The rationale for the correlation is the Global Scramble for Yield that I first mentioned almost a decade ago – in a low return environment money mangers scramble anywhere they can for smidgeons of yield. The Greenspan Put exacerbated this, and so too the Bernank’s QE.
The more specific correlation is that QE drives up commodities, something also predicted here, and therefore commodity currencies like the AUD. Australia, however, is now in a bind, as its currency is over-valued for its value-added industries, and its mining exports are suffering due to the Chinese slowdown that may yet turn into a hard landing. Indeed, the AUD correlation broke over the past nine months as China began to slow:
(click to enlarge)
The bind puts pressure on the RBA to lower rates, to weaken the AUD and support the slowing failing housing sector.
We can tell which it is (liquidity pump/optimism or rush to safety/fear) by looking at the TNX (ten year Treasury). In the final rush to safety, its rate should fall below their recent low of 1.4%, maybe down to 1.2%. Right now the TNX has gone the other way, and many pundits – including EWI in a recent bond report – says the great bond bull market is over. We’ll see.

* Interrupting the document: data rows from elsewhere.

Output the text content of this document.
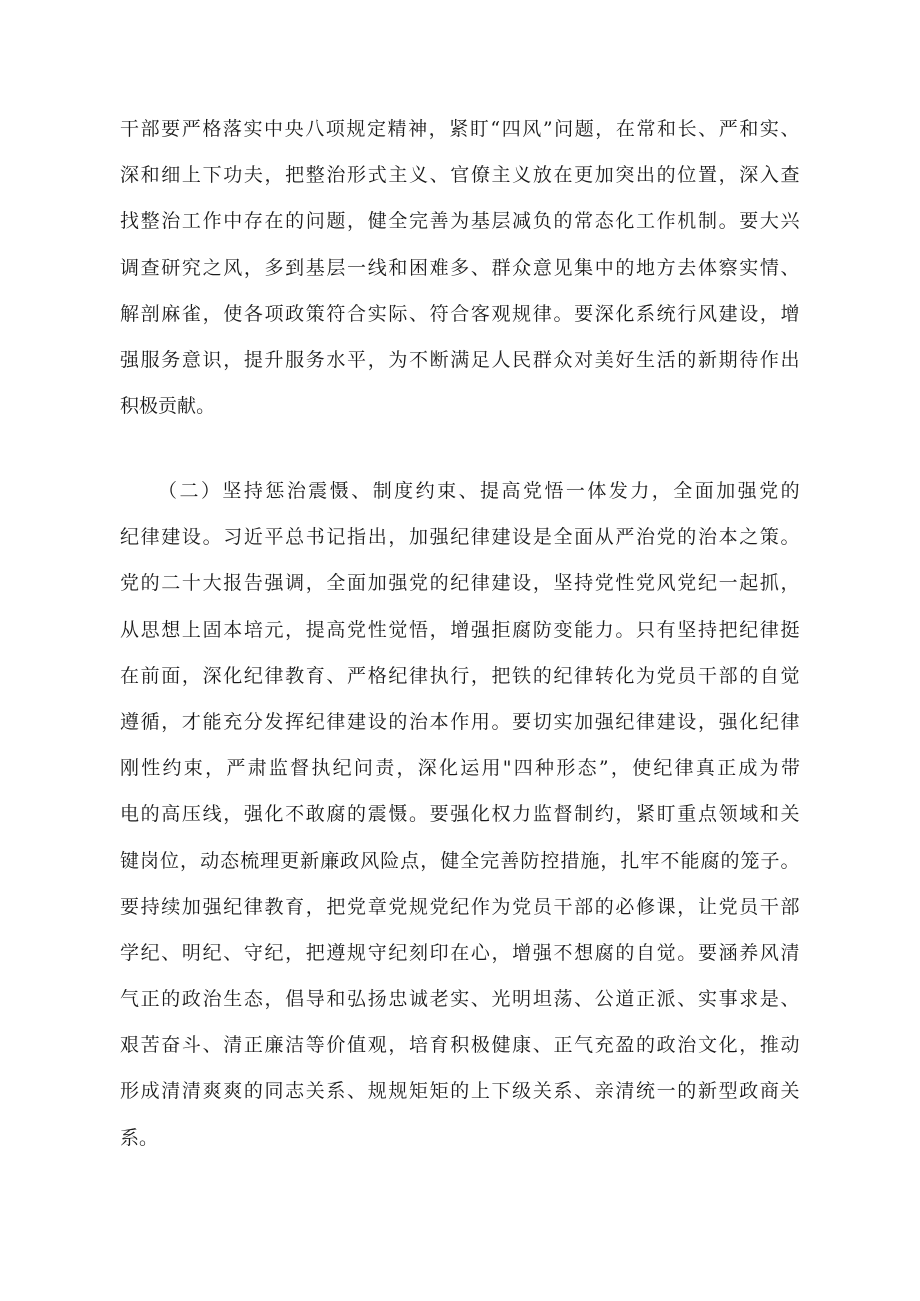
干 部 要 严 格 落 实 中 央 八 项 规 定 精 神 ， 紧 盯 “ 四 风 ” 问 题 ， 在 常 和 长 、 严 和 实 、
深 和 细 上 下 功 夫 ， 把 整 治 形 式 主 义 、 官 僚 主 义 放 在 更 加 突 出 的 位 置 ， 深 入 查
找 整 治 工 作 中 存 在 的 问 题 ， 健 全 完 善 为 基 层 减 负 的 常 态 化 工 作 机 制 。 要 大 兴
调 查 研 究 之 风 ， 多 到 基 层 一 线 和 困 难 多 、 群 众 意 见 集 中 的 地 方 去 体 察 实 情 、
解 剖 麻 雀 ， 使 各 项 政 策 符 合 实 际 、 符 合 客 观 规 律 。 要 深 化 系 统 行 风 建 设 ， 增
强 服 务 意 识 ， 提 升 服 务 水 平 ， 为 不 断 满 足 人 民 群 众 对 美 好 生 活 的 新 期 待 作 出
积 极 贡 献 。
（ 二 ） 坚 持 惩 治 震 慑 、 制 度 约 束 、 提 高 党 悟 一 体 发 力 ， 全 面 加 强 党 的
纪 律 建 设 。 习 近 平 总 书 记 指 出 ， 加 强 纪 律 建 设 是 全 面 从 严 治 党 的 治 本 之 策 。
党 的 二 十 大 报 告 强 调 ， 全 面 加 强 党 的 纪 律 建 设 ， 坚 持 党 性 党 风 党 纪 一 起 抓 ，
从 思 想 上 固 本 培 元 ， 提 高 党 性 觉 悟 ， 增 强 拒 腐 防 变 能 力 。 只 有 坚 持 把 纪 律 挺
在 前 面 ， 深 化 纪 律 教 育 、 严 格 纪 律 执 行 ， 把 铁 的 纪 律 转 化 为 党 员 干 部 的 自 觉
遵 循 ， 才 能 充 分 发 挥 纪 律 建 设 的 治 本 作 用 。 要 切 实 加 强 纪 律 建 设 ， 强 化 纪 律
刚 性 约 束 ， 严 肃 监 督 执 纪 问 责 ， 深 化 运 用 " 四 种 形 态 ” ， 使 纪 律 真 正 成 为 带
电 的 高 压 线 ， 强 化 不 敢 腐 的 震 慑 。 要 强 化 权 力 监 督 制 约 ， 紧 盯 重 点 领 域 和 关
键 岗 位 ， 动 态 梳 理 更 新 廉 政 风 险 点 ， 健 全 完 善 防 控 措 施 ， 扎 牢 不 能 腐 的 笼 子 。
要 持 续 加 强 纪 律 教 育 ， 把 党 章 党 规 党 纪 作 为 党 员 干 部 的 必 修 课 ， 让 党 员 干 部
学 纪 、 明 纪 、 守 纪 ， 把 遵 规 守 纪 刻 印 在 心 ， 增 强 不 想 腐 的 自 觉 。 要 涵 养 风 清
气 正 的 政 治 生 态 ， 倡 导 和 弘 扬 忠 诚 老 实 、 光 明 坦 荡 、 公 道 正 派 、 实 事 求 是 、
艰 苦 奋 斗 、 清 正 廉 洁 等 价 值 观 ， 培 育 积 极 健 康 、 正 气 充 盈 的 政 治 文 化 ， 推 动
形 成 清 清 爽 爽 的 同 志 关 系 、 规 规 矩 矩 的 上 下 级 关 系 、 亲 清 统 一 的 新 型 政 商 关
系 。
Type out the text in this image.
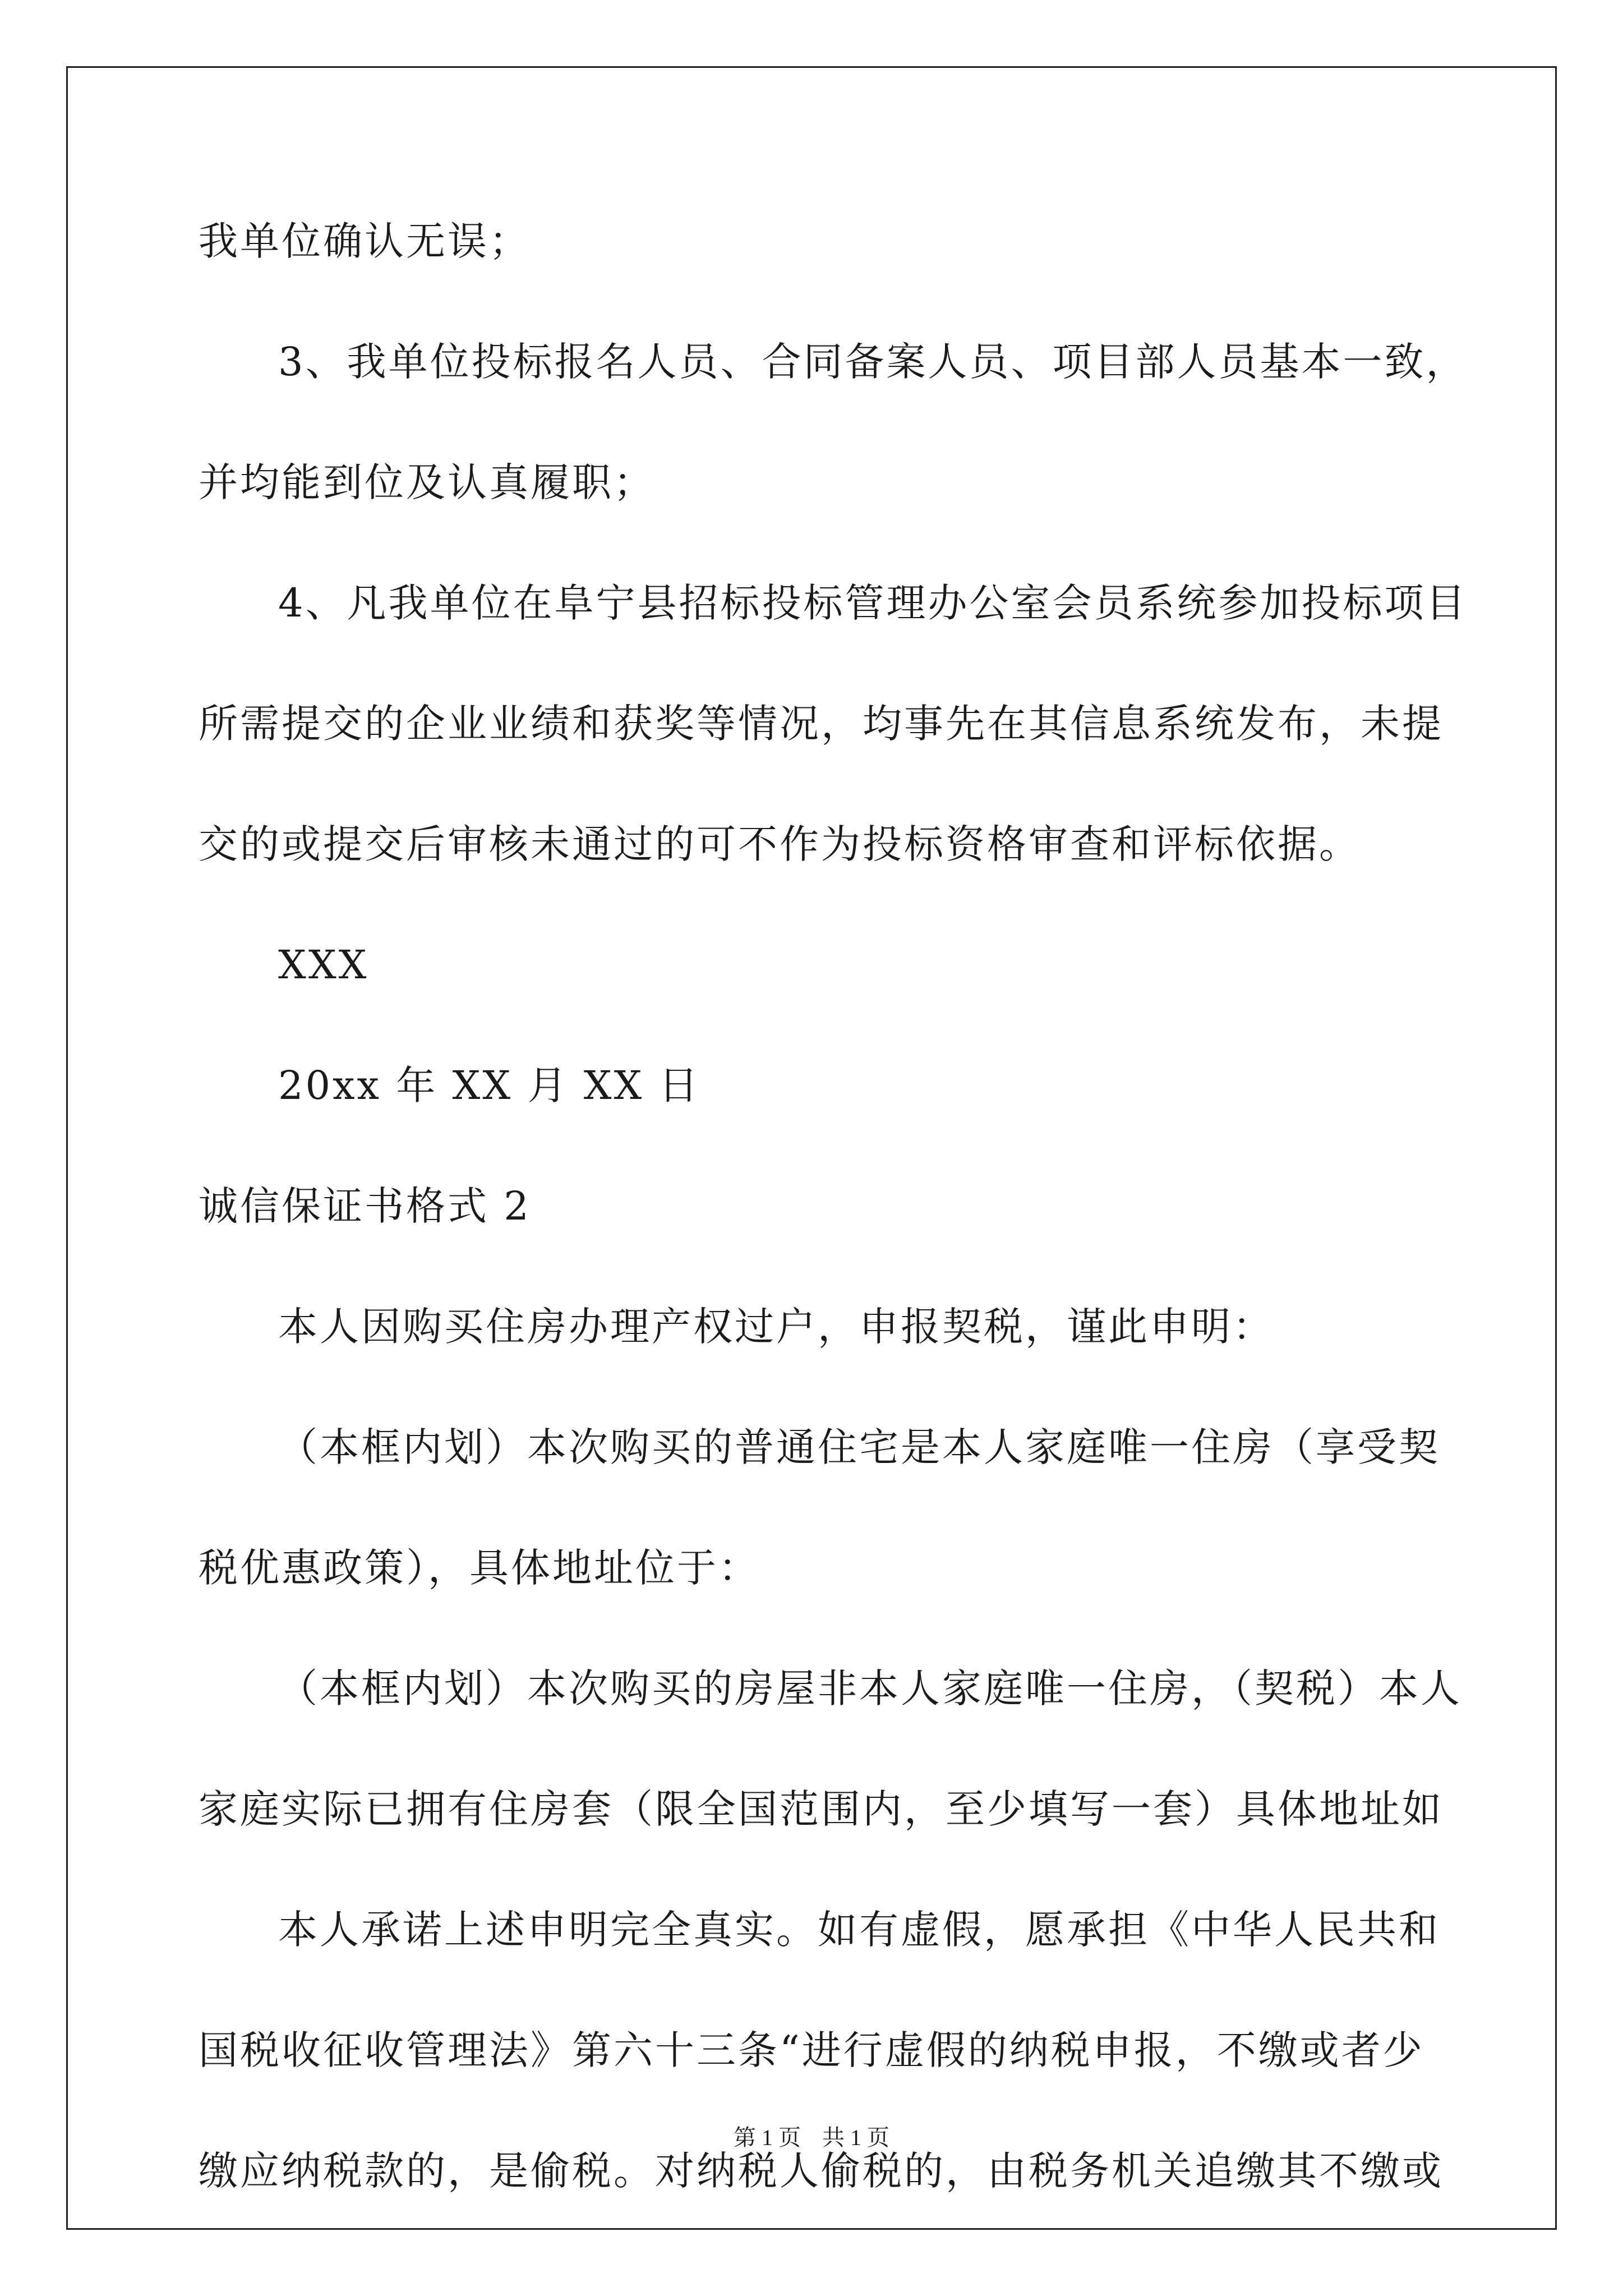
我单位确认无误；
3、我单位投标报名人员、合同备案人员、项目部人员基本一致，
并均能到位及认真履职；
4、凡我单位在阜宁县招标投标管理办公室会员系统参加投标项目
所需提交的企业业绩和获奖等情况，均事先在其信息系统发布，未提
交的或提交后审核未通过的可不作为投标资格审查和评标依据。
XXX
20xx 年 XX 月 XX 日
诚信保证书格式 2
本人因购买住房办理产权过户，申报契税，谨此申明：
（本框内划）本次购买的普通住宅是本人家庭唯一住房（享受契
税优惠政策），具体地址位于：
（本框内划）本次购买的房屋非本人家庭唯一住房，（契税）本人
家庭实际已拥有住房套（限全国范围内，至少填写一套）具体地址如
本人承诺上述申明完全真实。如有虚假，愿承担《中华人民共和
国税收征收管理法》第六十三条“进行虚假的纳税申报，不缴或者少
缴应纳税款的，是偷税。对纳税人偷税的，由税务机关追缴其不缴或
第 1 页 共 1 页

The neoclassical economics have pushed the liquidity pump, and want it to be followed up with fiscal stimulus. Problem is, that ain’t happening as tea party types around the globe have instead pushed for various forms of fiscal responsibility and austerity. This has caused many of the leading economists to get a bit hysterical, since they know that the liquidity pump sans a fiscal pump leads to a deeper drop than we saw in 2001 or 2008. Hence you see in a lot of predictions a growing sense of a disaster, a cliff the world is about to fall off of.
In the short run, such as US equities this past week, we saw a fade off the recent QE rally. Indeed, most of the QE Rally across various markets is gone, except in commodities. Does this mean we have topped? Unlikely. Neely sees us in a pattern which should soon turn north again, have a fade, then another run up. This might unfold all the way into the election, especially if it remains close.
Rather than call the top, watch the divergence.